CRA taking proactive approach in search for offshore accounts

Following news that a number of Swiss banks have signed up to a U.S. Internal Revenue Service (IRS) program to disclose information about U.S. account holders, Toronto tax litigation lawyer David J. Rotfleisch says Canada is also taking a more proactive role in pursuing undeclared offshore accounts.

Swiss banks had until the end of last year to enter into non-prosecution agreements with the IRS, under which they have to pay penalties and disclose account information about U.S. customers, Reuters reports.

“The IRS has been pressuring the Swiss government and Swiss banks for years to disclose information about U.S. citizens with Swiss bank accounts,” says Rotfleisch, founding lawyer at Rotfleisch & Samulovitch Professional Corporation, a boutique tax and business law firm specializing in tax dispute resolution.

“About 106 of more than 300 banks sought to enter into the agreements, which requires participants to disclose how they helped Americans hide assets, hand over data on undeclared accounts and pay penalties. The expectation is that the Swiss banks will advise their U.S. clients to join the IRS Offshore Voluntary Disclosure Initiative (OVDI),” he adds.
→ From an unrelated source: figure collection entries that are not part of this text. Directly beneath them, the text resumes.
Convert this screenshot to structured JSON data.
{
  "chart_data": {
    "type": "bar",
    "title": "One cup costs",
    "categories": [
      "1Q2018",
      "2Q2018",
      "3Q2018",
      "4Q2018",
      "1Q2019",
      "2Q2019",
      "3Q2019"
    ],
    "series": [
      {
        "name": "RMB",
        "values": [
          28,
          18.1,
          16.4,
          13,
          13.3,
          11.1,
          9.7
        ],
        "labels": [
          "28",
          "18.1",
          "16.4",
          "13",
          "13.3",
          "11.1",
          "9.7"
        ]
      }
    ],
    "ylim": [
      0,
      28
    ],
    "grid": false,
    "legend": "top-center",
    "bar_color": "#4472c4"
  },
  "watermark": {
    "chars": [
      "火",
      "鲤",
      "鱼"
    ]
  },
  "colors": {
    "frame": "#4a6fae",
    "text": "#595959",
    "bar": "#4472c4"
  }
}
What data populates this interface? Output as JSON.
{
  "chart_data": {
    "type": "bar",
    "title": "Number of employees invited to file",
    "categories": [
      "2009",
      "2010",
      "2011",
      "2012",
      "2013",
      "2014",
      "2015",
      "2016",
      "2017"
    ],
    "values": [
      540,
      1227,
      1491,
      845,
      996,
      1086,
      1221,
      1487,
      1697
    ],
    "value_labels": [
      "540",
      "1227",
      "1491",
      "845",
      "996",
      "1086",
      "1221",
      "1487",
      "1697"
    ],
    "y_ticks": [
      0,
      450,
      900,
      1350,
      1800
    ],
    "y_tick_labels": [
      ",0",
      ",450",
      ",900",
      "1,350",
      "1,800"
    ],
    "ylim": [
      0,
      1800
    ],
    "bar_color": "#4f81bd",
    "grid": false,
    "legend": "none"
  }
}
Although the Canada Revenue Agency (CRA) has been much less proactive than the U.S. in going after citizens with undeclared offshore accounts, Rotfleisch says this is changing, with the CRA's recent introduction of the Offshore Tax Informant Program (OTIP), formerly known as the Stop International Tax Evasion Program (SITEP).
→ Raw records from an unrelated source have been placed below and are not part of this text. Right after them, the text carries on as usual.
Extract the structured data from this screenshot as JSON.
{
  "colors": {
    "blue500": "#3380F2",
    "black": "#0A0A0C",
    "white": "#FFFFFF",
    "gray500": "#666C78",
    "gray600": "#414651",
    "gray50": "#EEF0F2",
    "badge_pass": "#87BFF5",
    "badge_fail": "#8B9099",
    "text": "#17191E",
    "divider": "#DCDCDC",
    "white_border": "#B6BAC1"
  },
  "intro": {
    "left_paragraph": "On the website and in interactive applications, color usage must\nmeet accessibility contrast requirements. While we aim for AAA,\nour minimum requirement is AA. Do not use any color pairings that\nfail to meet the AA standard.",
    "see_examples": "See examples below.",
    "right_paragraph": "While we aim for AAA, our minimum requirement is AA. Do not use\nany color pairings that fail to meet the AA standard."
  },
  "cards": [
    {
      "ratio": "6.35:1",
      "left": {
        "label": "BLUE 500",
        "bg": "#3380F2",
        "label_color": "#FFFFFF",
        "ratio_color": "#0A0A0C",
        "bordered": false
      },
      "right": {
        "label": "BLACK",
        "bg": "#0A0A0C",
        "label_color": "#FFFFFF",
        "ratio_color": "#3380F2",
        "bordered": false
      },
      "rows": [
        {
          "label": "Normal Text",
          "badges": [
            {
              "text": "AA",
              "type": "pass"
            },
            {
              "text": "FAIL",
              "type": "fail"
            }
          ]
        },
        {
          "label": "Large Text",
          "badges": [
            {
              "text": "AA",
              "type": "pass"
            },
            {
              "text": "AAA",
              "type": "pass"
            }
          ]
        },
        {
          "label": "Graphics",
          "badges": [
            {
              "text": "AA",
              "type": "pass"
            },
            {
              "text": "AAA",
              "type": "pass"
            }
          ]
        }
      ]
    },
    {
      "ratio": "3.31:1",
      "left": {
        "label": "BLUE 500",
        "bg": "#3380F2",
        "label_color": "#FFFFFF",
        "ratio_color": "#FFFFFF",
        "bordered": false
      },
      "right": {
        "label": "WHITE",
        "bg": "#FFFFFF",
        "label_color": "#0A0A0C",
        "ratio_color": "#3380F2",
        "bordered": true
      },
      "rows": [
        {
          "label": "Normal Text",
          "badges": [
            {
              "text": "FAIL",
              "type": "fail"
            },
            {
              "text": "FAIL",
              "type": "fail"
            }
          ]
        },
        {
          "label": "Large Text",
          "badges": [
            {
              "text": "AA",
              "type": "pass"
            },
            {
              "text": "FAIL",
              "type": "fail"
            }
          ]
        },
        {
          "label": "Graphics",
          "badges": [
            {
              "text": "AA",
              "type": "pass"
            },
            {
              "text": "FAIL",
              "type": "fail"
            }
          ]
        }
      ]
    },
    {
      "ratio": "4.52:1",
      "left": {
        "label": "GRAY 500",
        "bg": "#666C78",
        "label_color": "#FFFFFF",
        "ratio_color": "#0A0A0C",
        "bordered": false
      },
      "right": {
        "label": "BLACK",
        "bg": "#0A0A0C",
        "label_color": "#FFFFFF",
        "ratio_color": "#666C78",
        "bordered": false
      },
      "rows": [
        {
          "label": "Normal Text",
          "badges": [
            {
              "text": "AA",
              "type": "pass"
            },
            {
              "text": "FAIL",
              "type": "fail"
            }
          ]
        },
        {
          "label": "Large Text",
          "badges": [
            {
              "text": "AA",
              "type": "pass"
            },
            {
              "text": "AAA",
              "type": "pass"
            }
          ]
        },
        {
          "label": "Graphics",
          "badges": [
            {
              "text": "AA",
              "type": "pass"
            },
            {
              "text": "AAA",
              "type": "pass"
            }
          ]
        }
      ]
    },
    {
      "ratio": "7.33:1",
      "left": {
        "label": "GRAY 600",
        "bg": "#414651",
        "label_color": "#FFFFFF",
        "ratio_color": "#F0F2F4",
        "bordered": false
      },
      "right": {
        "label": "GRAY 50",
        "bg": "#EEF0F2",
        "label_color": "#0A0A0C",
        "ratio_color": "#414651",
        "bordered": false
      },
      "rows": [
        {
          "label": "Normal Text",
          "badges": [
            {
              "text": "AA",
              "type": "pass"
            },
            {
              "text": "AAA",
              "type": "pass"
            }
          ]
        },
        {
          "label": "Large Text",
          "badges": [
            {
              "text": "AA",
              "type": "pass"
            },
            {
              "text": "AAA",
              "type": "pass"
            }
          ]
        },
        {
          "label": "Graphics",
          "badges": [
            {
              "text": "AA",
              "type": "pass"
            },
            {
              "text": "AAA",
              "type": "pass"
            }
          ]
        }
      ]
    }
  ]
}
“The informant program pays five to 15 per cent of the Canadian federal income tax collected as a result of information provided by whistleblowers,” he says.

However, Canadian taxpayers who have not declared their offshore income or reported offshore assets in excess of $100,000 can self-correct their Canadian income tax returns before they are caught under OTIP, explains Rotfleisch.
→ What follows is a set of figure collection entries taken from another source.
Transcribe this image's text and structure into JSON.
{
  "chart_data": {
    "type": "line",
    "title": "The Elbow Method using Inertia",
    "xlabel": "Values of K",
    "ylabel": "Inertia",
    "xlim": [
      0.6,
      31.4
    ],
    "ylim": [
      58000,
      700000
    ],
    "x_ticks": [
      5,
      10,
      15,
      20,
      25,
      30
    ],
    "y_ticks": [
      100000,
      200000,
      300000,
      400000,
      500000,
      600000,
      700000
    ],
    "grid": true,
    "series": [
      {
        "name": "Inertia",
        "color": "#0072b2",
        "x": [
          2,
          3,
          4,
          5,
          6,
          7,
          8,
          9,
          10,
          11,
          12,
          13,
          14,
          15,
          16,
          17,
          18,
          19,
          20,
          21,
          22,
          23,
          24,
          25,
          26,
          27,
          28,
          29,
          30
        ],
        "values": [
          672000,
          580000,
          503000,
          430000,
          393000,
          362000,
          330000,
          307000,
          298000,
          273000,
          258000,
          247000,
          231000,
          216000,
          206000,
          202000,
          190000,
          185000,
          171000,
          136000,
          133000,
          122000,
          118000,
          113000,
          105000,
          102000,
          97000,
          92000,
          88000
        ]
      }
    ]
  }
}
“They can submit a formal voluntary disclosure, in effect coming forward and correcting inaccurate or incomplete tax returns previously submitted to the Canadian tax department.”

“The biggest protection of a voluntary disclosure is that the CRA waives tax evasion prosecution against the taxpayer. This is extremely important since a taxpayer who evades taxes faces the possibility of jail time. If a voluntary disclosure is filed, the CRA also removes any penalties that would have arisen had the non compliance been caught pre-voluntary disclosure, and taxpayers may also be provided with some interest relief,” he says.